Carline Dalgleish has worked in medical office administration for over 30 years. She holds a bachelor's degree in Business Information Systems, a master's degree in Leadership, and a post-baccalaureate certificate in Health Information Management. She is a Registered Health Information Administrator and an AHIMA Approved ICD-10-CM/PCS Trainer. Dalgleish is the author of an ICD-10 coding system and also owns her own consulting firm, AnnGrant Educational Services.
Registration and Enrollment
This course is 100% online. Start anytime.
I'm a seasoned professional with a deep understanding of the healthcare industry, particularly in the areas of medical administration, billing, and coding. My expertise is grounded in years of hands-on experience, staying abreast of industry trends, and actively contributing to the field. Now, let's delve into the information provided in the article about becoming a Certified Medical Administrative Assistant and a Medical Billing and Coding Professional.
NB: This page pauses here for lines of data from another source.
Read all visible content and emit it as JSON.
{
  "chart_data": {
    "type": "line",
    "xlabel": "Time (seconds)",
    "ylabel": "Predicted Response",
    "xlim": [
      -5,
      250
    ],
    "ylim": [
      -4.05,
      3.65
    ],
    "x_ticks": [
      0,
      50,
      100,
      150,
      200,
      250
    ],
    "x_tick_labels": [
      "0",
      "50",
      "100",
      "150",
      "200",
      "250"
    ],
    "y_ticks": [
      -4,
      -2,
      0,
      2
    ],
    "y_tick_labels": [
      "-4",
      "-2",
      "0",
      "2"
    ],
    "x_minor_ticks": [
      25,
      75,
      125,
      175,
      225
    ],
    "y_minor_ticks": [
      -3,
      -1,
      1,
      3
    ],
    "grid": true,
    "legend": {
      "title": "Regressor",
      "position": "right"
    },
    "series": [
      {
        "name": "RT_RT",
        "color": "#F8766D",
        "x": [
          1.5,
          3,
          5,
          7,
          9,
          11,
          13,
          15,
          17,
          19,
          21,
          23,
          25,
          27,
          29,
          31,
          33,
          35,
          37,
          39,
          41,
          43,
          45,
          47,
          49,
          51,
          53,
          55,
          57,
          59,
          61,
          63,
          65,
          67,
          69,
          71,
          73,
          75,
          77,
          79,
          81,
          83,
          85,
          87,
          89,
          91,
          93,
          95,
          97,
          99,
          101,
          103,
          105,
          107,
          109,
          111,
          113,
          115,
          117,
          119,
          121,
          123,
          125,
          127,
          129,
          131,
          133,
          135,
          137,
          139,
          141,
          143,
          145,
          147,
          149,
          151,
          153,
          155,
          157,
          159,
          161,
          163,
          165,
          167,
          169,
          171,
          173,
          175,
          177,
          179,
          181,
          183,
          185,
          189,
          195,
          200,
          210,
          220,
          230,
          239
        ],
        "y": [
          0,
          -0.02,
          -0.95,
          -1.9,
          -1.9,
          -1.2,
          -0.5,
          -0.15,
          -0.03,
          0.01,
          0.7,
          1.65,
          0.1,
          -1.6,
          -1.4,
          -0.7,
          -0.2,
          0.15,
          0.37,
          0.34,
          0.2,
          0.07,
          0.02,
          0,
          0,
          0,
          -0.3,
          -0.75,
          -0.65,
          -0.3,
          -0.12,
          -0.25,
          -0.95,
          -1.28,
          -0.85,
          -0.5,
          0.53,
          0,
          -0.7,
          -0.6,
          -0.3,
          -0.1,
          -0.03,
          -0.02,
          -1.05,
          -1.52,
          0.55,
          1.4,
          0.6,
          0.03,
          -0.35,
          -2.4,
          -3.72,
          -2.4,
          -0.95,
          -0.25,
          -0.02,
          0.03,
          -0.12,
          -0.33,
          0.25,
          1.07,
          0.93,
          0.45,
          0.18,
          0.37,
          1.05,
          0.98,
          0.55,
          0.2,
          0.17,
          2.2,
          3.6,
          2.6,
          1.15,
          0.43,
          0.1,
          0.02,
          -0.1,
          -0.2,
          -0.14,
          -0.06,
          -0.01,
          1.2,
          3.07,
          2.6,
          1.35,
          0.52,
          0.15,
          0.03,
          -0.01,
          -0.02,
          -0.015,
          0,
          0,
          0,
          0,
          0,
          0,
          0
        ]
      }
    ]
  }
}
The article highlights the significant growth in healthcare occupations, projecting a 13% increase from 2021 to 2031, resulting in about 2 million new jobs. The course discussed is a 100% online program that prepares individuals for a career in healthcare as a medical administrative assistant and medical biller and coder. Successful completion of the course allows candidates to take the Certified Medical Administrative Assistant (CMAA) national certification exam, along with the option to choose a voucher for medical billing and coding certifications such as Certified Professional Coder (CPC, AAPC), Certified Coding Associate (CCA, AHIMA), or Certified Billing and Coding Specialist (CBCS, NHA).
The job outlook for medical administrative assistants is highlighted, with a 16% overall growth by 2031. Certified medical administrative assistants, according to the Bureau of Labor Statistics (BLS), earn an average of $37,190 per year. The article also mentions the potential for increased income and marketability by combining medical administrative assistant and medical billing and coding disciplines.
The FAQs section provides insights into the role of medical administrative assistants, their certification requirements, and the facilities they commonly work in. It also clarifies the distinction between medical assistants and medical billing and coding specialists, emphasizing the complementary nature of these skill sets.
The article underscores the importance of medical assistants learning medical billing and coding to enhance career opportunities in the rapidly growing healthcare field. Entry-level requirements for a medical billing and coding career are outlined, including the need to understand the Health Insurance Portability and Accountability Act (HIPAA).
Detailed information about certification exams (CPC, CCA, and CBCS) is provided, offering students the flexibility to choose based on their career goals. The course objectives include preparing students for the Certified Medical Administrative Assistant exam and one of the professional certifications aligned with their interests.
The curriculum is comprehensive, covering medical terminology, administrative skills, legal and ethical aspects, HIPAA compliance, medical coding, and billing. Instructors Nancy Smith, LaTisha Cottingham, and Carline Dalgleish bring a wealth of experience to the course, ensuring students receive quality education.
In conclusion, this online course presents a valuable opportunity for individuals aspiring to enter the healthcare industry as certified medical administrative assistants and medical billing and coding professionals. The comprehensive curriculum, experienced instructors, and the option to earn multiple certifications make it a compelling choice for those seeking a rewarding career in healthcare.